Time is precious when it comes to treating the symptoms of stroke.
Nearly 800,000 Americans suffer a stroke annually and more than 130,000 of those cases prove fatal, according to statistics from the Centers for Disease Control and Prevention. In all instances, time to treatment is of the essence and can be the difference between life and death or major disability for many stroke victims.
Fortunately, Prime Healthcare’s four New Jersey hospitals — Saint Clare’s Health in Denville and Dover, St. Mary’s General Hospital in Passaic and Saint Michael’s Medical Center in Newark — understand the importance of urgent and appropriate intervention in the event of a stroke and offer some of the region’s most advanced services to help ensure that stroke patients retain maximum brain/organ functionality and can remain as independent as possible.
According to Dr. Jeffrey Farkas, a board-certified radiologist with advanced fellowship training in neuro radiology and interventional neuro radiology, the degree of disability that can result from a stroke depends on how big the stroke was and the part of the brain that was affected.
“A small stroke affecting the part of the brain that controls speech or motor skills can cause a significant disability, while a larger stroke to another portion of the brain might not cause a lot of visualized disability,” he explained.
“What’s clear is that over 85% of strokes are caused by a blood clot going to the brain, a condition that can result in reduced brain function and the loss of up to 2 million brain cells every minute,” Dr. Farkas said. “Clots that move to a blood vessel of the brain start the clock as it relates to the need for urgent intervention.”
Beginning in the mid-1990s, a key standard of care for treating ischemic strokes (which involve a blockage of blood flow to the brain) involved the administration of tissue plasminogen activator, or tPA, an FDA-approved clot-busting drug that can reverse the effects of a stroke for the 20% to 30% of victims who are medically eligible to receive it — within three hours of the onset of stroke symptoms.
“Since then, the window for administering tPA to appropriate patients has been extended to four-and-a-half hours, but the earlier treatment is administered, the less brain damage patients will suffer and the better they’ll do,” Dr. Farkas said. “You only get one shot to treat patients in these emergent situations, so the goal is to restore blood flow as fast as possible because ‘time is brain.’”
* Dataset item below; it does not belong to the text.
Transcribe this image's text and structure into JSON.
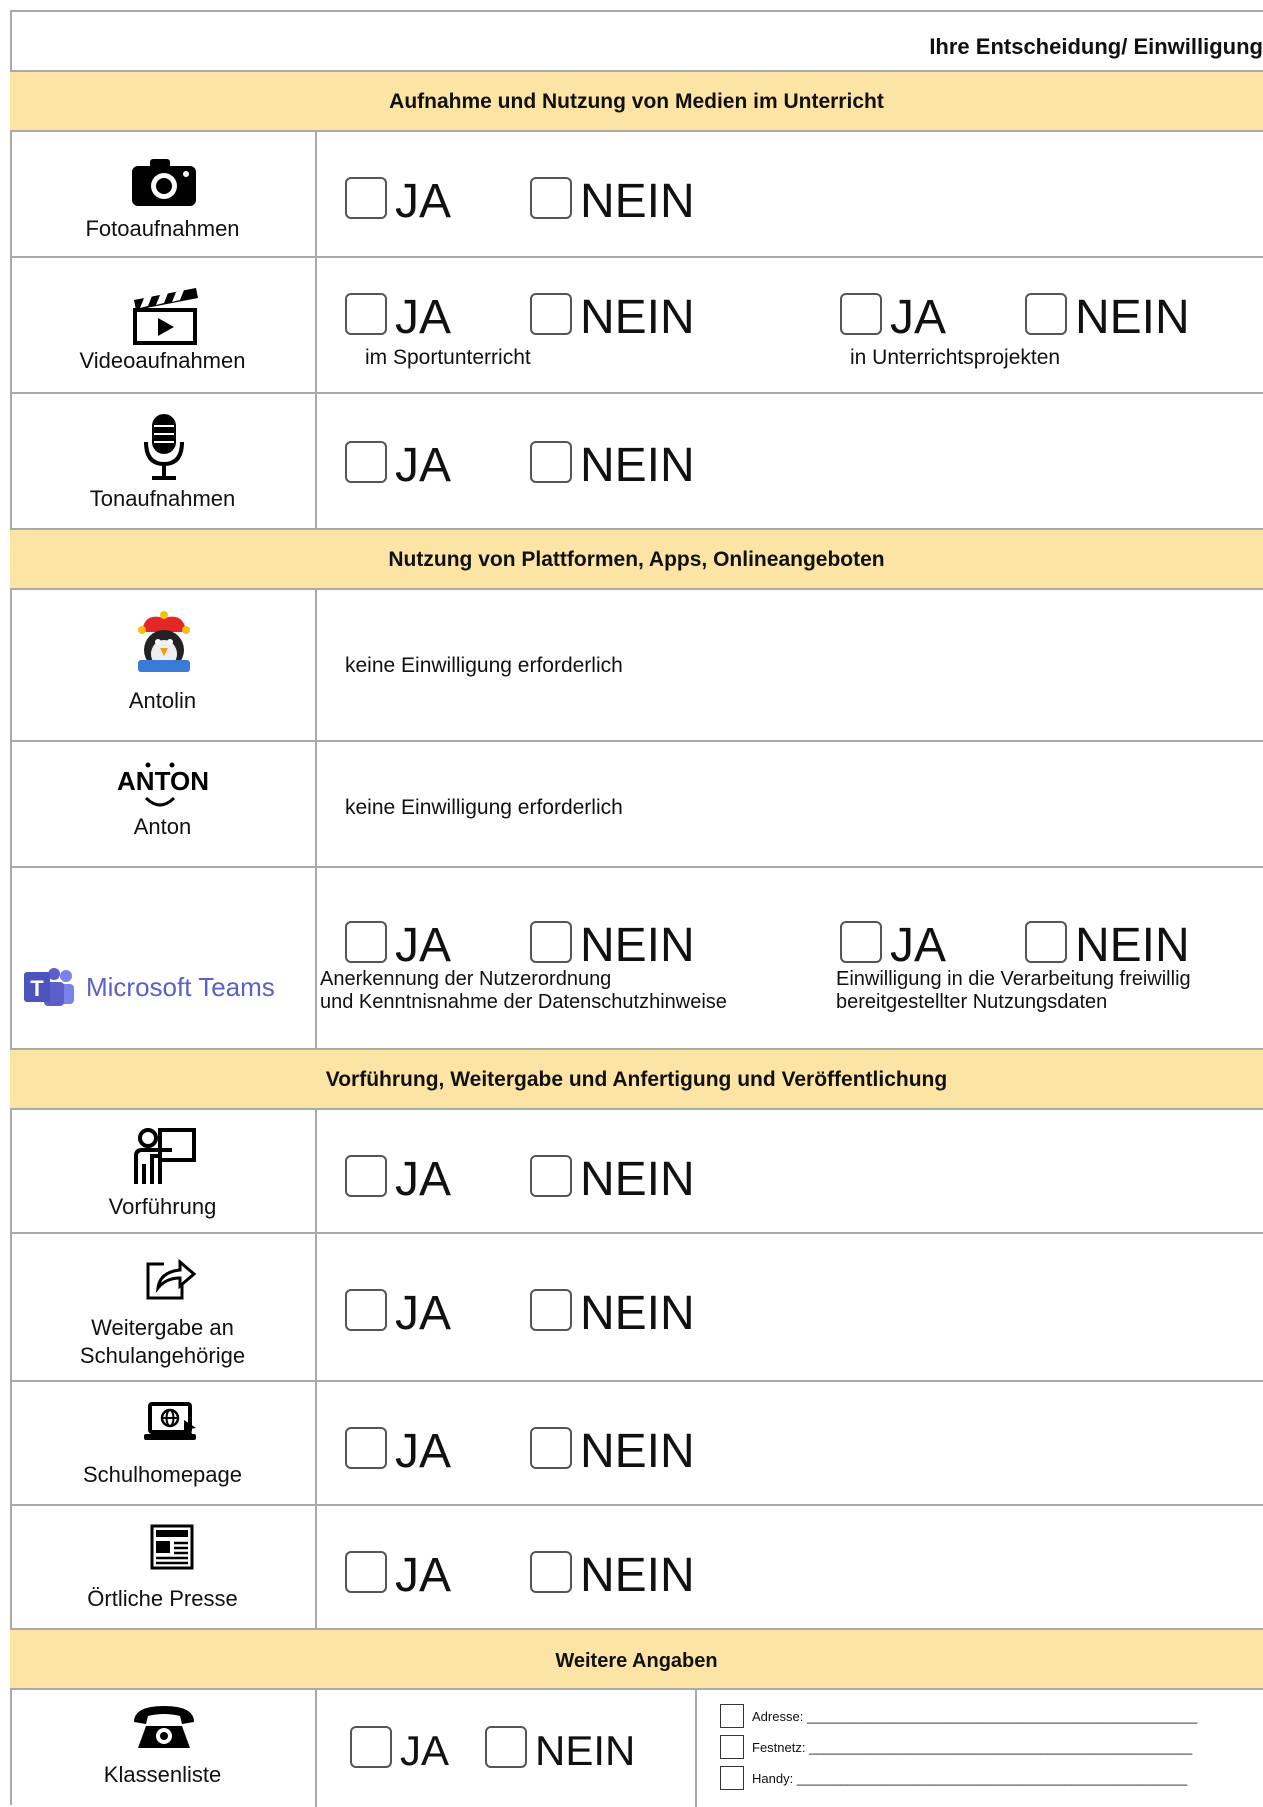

The degree of disability that can result from a stroke depends on how big the stroke was and the part of the brain that was affected.
Enhancing Rapid Response
In addition to administering tPA to eligible patients, the Prime Healthcare team treats stroke victims with other leading-edge therapies.
Specifically, “tPA works on smaller blood clots but not always on bigger clots, which account for 30% of all strokes, so we use endovascular devices to go into blood vessels with slick plastic catheters to pull out clots and restore blood flow physically,” Dr. Farkas said of his team’s proactive, maximal exertion effort.
“We administer tPA if they’re a candidate, but we don’t necessarily just stop there, watch and hope for the best; at the three Prime Healthcare hospitals, we screen eligible patients using CAT scans and advanced imaging and then bring them to the Catheterization Lab if there’s a blockage in order to restore their blood flow as fast as possible.”
The team’s use of an artificial intelligence software algorithm that rapidly identifies blockages and/or abnormal blood flow to the brain also helps enable Prime Healthcare’s rapid intervention for stroke victims. Once a more time-consuming process that required many different physicians to log into a system to review a patient’s images, “our current technology streamlines things greatly for patients and doctors, taking 30-60 minutes out of the process, which is significant, and making a world of difference in how fast we can address patients,” Dr. Farkas said.
“Faster treatment then drives better patient outcomes, reducing their length of hospital stay by two to three days,” added Dr. Farkas, noting that in a recent study, 45% to 50% of patients who suffered large, life-changing strokes experienced minimal disability thanks to this rapid-response approach.
Among his key messages, Dr. Farkas reminds the public about common stroke symptoms for which to be on the lookout. The symptoms often are summarized by the acronym BE FAST: specifically, the presence of Balance issues, Eye issues/vision loss, Facial drooping, Arm weakness, Speech trouble, and “Time is brain.”
“Know the hospitals that can provide advanced and rapid treatment for stroke, even if it’s not where your regular doctor practices, and get there — otherwise precious time and effort will be wasted,” he advised. “Prime Healthcare is a center of stroke excellence, and our team has expertise in this field and performs a tremendous volume of stroke interventions. We’re able to provide this critical treatment with a 24/7 level of urgency that will result in better outcomes than at other hospitals that haven’t invested in this specialty.”
When it comes to the need for speed in treating stroke, Dr. Farkas concluded, “Prime Healthcare hospitals have the advanced expertise, technology and rapid response capability in the North Jersey region to provide the high-quality care patients require.”